Francesco Colavita ha isolato il Coronavirus

Francesca Colavita, 30enne molisana, è tra le ricercatrici dell’ospedale Spallanzani che ha isolato il famoso Coronavirus di Wuhan. Eppure, non ha un contratto, ma è una precaria. “Sono sei anni che lavoro qui, prima con un co.co.co, ora con un contratto annuale. Guadagno sui 20 mila euro all’anno. L’Italia deve dare più dignità ai ricercatori”.

LE ALTRE COLLEGHE

Francesca Colavita insieme alle sue colleghe Concetta Castilletti e Maria Rosaria Capobianchi, ha lavorato a ritmi serrati all’ospedale Spallanzani di Roma per ottenere questo risultato applaudito da tutto il mondo. “Sembra strano, ma studiare i virus è stimolante, è una sfida costante, una battaglia in cui stare sempre all’erta. Da parte mia, ho solo fatto il mio lavoro: quello che voglio, devo e mi piace fare. Nulla di più rispetto ai miei colleghi. In questi giorni tutto è amplificato, abbiamo avuto successo, ma la ricerca è questa”, ha detto in una intervista a Repubblica.

CONTRATTO

“Non c’è sessismo nella ricerca, i problemi sono altri.

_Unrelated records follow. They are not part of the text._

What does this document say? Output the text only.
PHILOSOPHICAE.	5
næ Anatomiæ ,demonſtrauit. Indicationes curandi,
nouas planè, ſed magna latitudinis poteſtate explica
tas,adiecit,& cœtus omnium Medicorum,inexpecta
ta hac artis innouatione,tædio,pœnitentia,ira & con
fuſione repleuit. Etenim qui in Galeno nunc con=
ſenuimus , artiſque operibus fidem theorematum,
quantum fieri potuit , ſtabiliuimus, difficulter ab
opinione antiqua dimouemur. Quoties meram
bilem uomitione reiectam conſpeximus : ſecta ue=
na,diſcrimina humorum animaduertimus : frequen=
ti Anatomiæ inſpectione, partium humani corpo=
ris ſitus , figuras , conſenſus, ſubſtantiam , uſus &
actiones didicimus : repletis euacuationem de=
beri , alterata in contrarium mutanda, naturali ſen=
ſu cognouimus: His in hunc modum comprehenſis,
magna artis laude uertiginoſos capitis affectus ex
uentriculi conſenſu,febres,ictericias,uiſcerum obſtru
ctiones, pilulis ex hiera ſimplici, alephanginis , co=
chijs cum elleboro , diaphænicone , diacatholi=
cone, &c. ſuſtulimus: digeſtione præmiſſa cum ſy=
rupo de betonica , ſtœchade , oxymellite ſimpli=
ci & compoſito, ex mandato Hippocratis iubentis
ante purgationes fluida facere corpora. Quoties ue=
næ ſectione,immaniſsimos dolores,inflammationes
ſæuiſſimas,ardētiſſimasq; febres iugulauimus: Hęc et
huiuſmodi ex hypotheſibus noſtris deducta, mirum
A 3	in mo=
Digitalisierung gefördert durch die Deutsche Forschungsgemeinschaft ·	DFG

La ricerca è importante per una nazione, e sarebbe importante fare investimenti a lungo termine per quello che riguarda i lavoratori”, ha continuato la  ricercatrice, che è precaria al momento. “Sono sei anni che lavoro per lo Spallanzani, prima con un co.co.co, ora con un contratto annuale. Guadagno sui 20mila euro all’anno”. Da qui l’appello: “L’Italia deve dare più dignità ai ricercatori. Il nostro lavoro non è un gioco: anche la più piccola ricerca è il tassello di un puzzle che porta cure ed effetti. Ma bisogna passare per i piccoli passi, esperimenti a volte molto basilari. Mi auguro che questa occasione possa contribuire a far vedere la ricerca in modo diverso”.